Arden menggaruk dagunya pelan menanggapi perkataan Cardius dan melirik Leticia. Leticia tersenyum canggung di bawah tatapannya dan mengalihkan perhatiannya ke cangkir teh.
“Ya, seorang teman. Aku datang untuk seorang teman. Tentu saja, aku datang lebih awal dari yang kuduga, tapi…”
Ia terdiam, menyeringai. Raymond, mengamati ekspresi dan sikap acuh tak acuhnya, merasakan ketidaknyamanan yang muncul dalam dirinya.
Hanya Arden dan Raymond yang tidak menyadari bahwa dia adalah Kaisar. Rohan juga berafiliasi dengan Kekaisaran dan mengetahui segalanya, sama seperti Leticia.

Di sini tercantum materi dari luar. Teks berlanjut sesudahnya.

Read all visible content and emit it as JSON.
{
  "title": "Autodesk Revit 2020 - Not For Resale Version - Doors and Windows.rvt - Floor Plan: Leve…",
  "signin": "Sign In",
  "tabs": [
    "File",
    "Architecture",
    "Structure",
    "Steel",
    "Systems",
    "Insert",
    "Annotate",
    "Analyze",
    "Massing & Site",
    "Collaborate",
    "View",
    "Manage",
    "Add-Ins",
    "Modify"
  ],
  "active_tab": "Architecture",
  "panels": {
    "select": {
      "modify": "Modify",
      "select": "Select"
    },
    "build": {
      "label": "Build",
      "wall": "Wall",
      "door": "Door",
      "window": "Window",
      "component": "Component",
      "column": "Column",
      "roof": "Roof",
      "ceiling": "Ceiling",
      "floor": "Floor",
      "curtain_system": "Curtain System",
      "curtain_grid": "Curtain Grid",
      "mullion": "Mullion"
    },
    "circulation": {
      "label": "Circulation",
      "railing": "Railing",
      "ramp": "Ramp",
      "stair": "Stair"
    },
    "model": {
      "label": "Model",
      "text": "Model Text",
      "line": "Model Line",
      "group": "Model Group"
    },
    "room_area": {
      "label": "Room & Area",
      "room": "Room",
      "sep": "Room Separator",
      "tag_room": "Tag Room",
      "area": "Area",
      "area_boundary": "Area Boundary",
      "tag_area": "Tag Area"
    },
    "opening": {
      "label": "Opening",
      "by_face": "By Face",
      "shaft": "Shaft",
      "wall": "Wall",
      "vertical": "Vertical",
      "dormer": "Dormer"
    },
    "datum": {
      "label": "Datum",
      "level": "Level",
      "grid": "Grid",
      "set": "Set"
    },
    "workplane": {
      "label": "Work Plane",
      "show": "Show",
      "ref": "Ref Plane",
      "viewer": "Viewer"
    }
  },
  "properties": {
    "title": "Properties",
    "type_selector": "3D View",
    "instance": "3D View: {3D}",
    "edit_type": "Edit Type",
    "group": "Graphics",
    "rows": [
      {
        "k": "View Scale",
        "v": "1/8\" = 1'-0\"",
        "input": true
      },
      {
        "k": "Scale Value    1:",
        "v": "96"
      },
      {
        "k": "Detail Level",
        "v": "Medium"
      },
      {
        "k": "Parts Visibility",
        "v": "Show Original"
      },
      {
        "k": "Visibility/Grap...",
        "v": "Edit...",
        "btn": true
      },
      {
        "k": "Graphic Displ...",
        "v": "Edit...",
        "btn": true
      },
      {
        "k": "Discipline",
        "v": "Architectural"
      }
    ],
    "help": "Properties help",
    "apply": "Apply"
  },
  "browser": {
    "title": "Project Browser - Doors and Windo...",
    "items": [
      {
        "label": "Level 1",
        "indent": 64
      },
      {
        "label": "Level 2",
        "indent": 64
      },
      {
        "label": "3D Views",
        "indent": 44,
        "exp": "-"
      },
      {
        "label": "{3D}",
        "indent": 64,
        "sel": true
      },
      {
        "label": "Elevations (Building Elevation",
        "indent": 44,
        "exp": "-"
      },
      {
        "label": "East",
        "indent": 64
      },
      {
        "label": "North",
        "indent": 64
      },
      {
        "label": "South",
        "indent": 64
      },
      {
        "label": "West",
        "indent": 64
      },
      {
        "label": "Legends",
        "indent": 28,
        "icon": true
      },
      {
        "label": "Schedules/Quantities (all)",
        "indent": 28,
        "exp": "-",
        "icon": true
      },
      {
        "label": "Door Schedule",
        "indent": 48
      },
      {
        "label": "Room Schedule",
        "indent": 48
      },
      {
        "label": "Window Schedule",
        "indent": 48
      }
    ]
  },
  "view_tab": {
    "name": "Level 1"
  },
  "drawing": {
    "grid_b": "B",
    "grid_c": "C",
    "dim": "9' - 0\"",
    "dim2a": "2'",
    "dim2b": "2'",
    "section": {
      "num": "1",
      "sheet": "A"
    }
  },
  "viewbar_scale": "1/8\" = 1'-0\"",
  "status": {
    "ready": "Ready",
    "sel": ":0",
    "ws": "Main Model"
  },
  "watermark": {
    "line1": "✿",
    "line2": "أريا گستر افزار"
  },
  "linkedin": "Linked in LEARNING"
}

‘Dengan keyakinan apa dia mengunjungi istana?’
Raymond mengerutkan kening, mengamati setiap gerakan Cardius dengan saksama. Secara logika, itu tidak masuk akal. Tidak pernah ada situasi seperti itu selama dia berada di istana. Bahkan tatapan langsungnya ke arah Leticia menimbulkan kecurigaan.
Mata merahnya terus mengamati setiap gerakannya dengan tajam.
Leticia mengalihkan pandangannya dari Cardius dan mengerjapkan mata ke arah Raymond. Dia secara halus menunjukkan rasa tidak nyamannya pada tatapan Cardius yang terus-menerus, berharap bisa menghilangkan kecurigaan Raymond.
Mungkin Cardius berasumsi hubungannya dengan raja tidak baik. Ia mungkin mencoba memanfaatkan setiap celah. Apakah ia akan mengungkapkan dirinya sebagai Kaisar? Apakah itu akan mengubah apa pun jika ia mengetahui bahwa mereka berhubungan baik?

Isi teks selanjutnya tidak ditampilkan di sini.